Trasferimento di contenuto da “https://example.com/api/v1/web-coupon?count=2” (1234 / 1234).

Errori

Questi messaggi di log vengono utilizzati per registrare informazioni su condizioni di errore impreviste, che possono impedire il funzionamento dell’attività del flusso di lavoro.
Codice - Formato del messaggio Esempio
WKF-560250 - Il corpo della richiesta API ha superato il limite (limite: “%d”).
Il corpo della richiesta API ha superato il limite (limite: “5242880”).
WKF-560239 - La risposta API ha superato il limite (limite: “%d”).
La risposta API ha superato il limite (limite: “5242880”).
WKF-560245 - Impossibile analizzare l’URL API (errore: “%d”).
Impossibile analizzare l’URL API (errore: “-2010”).

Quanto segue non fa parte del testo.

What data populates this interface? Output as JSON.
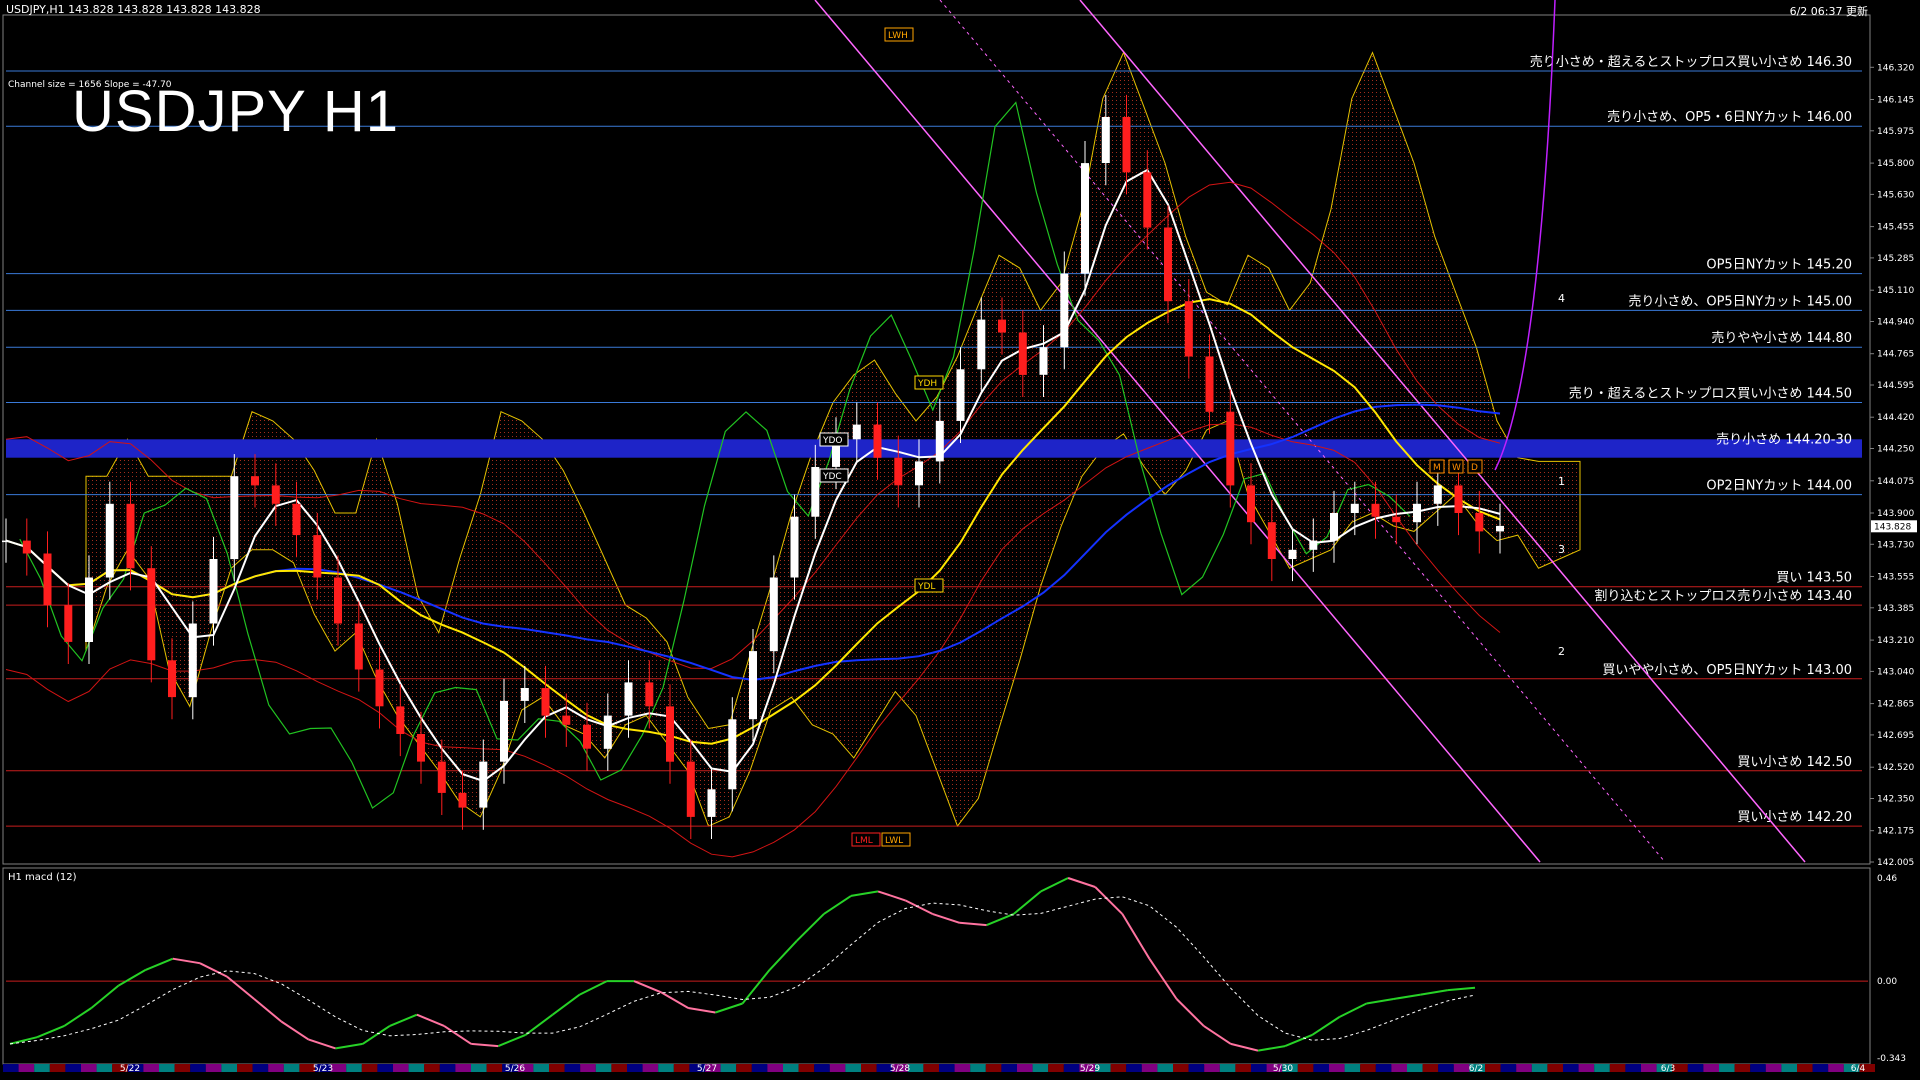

Nota: questo errore viene registrato quando l’URL API non rispetta le regole di convalida.
WKF-560244 - L’host dell’URL API non deve essere “localhost” o indirizzo IP letterale (Host URL: “%s”).
L’host dell’URL API non deve essere “localhost” o indirizzo IP letterale (Host URL: “localhost”).
L’host dell’URL API non deve essere “localhost” o indirizzo IP letterale (Host URL: “192.168.0.5”).
L’host dell’URL API non deve essere “localhost” o indirizzo IP letterale (Host URL: “[2001]”).
WKF-560238 - L’URL API deve essere un URL protetto (https) (URL richiesto: “%s”).
L’URL API deve essere un URL protetto (https) (URL richiesto: “https://example.com/api/v1/web-coupon?count=2”).
WKF-560249 - Impossibile creare il corpo della richiesta JSON. Errore durante l’aggiunta di “%s”.
Impossibile creare il corpo della richiesta JSON. Errore durante l’aggiunta di “params”.
Impossibile creare il corpo della richiesta JSON. Errore durante l’aggiunta di “data”.
WKF-560246 - Chiave di intestazione HTTP non valida (chiave di intestazione: “%s”).
Chiave di intestazione HTTP non valida (chiave di intestazione: “%s”).
Nota: questo errore viene registrato quando la chiave di intestazione personalizzata non supera la convalida secondo la RFC
WKF-560248 - Chiave di intestazione HTTP non consentita (chiave di intestazione: “%s”).
Chiave di intestazione HTTP non consentita (chiave di intestazione: “Accept”).
WKF-560247 - Valore di intestazione AHTTP non valido (valore di intestazione: “%s”).
Valore di intestazione HTTP non valido (valore di intestazione: “%s”).
Nota: questo errore viene registrato quando il valore di intestazione personalizzato non supera la convalida secondo la RFC
WKF-560240 - Il payload JSON ha una proprietà non valida “%s”.
Il payload JSON ha una proprietà non valida “blah”.
WKF-560241 - JSON malformato o formato non accettabile.
JSON malformato o formato non accettabile.
Nota: questo messaggio si applica solo all’analisi del corpo della risposta dall’API esterna e viene registrato quando si tenta di convalidare la conformità del corpo della risposta al formato JSON richiesto da questa attività.
WKF-560246 - Attività non riuscita (motivo: “%s”).
Quando l’attività non riesce a causa di una risposta di errore HTTP 401 - Attività non riuscita (motivo: “HTTP - 401”)
Quando l’attività non riesce a causa di una chiamata interna non riuscita - Attività non riuscita (motivo: “iRc - -Nn”).
Quando l’attività non riesce a causa di un’intestazione Content-Type non valida. - Attività non riuscita (motivo: “Content-Type - application/html”).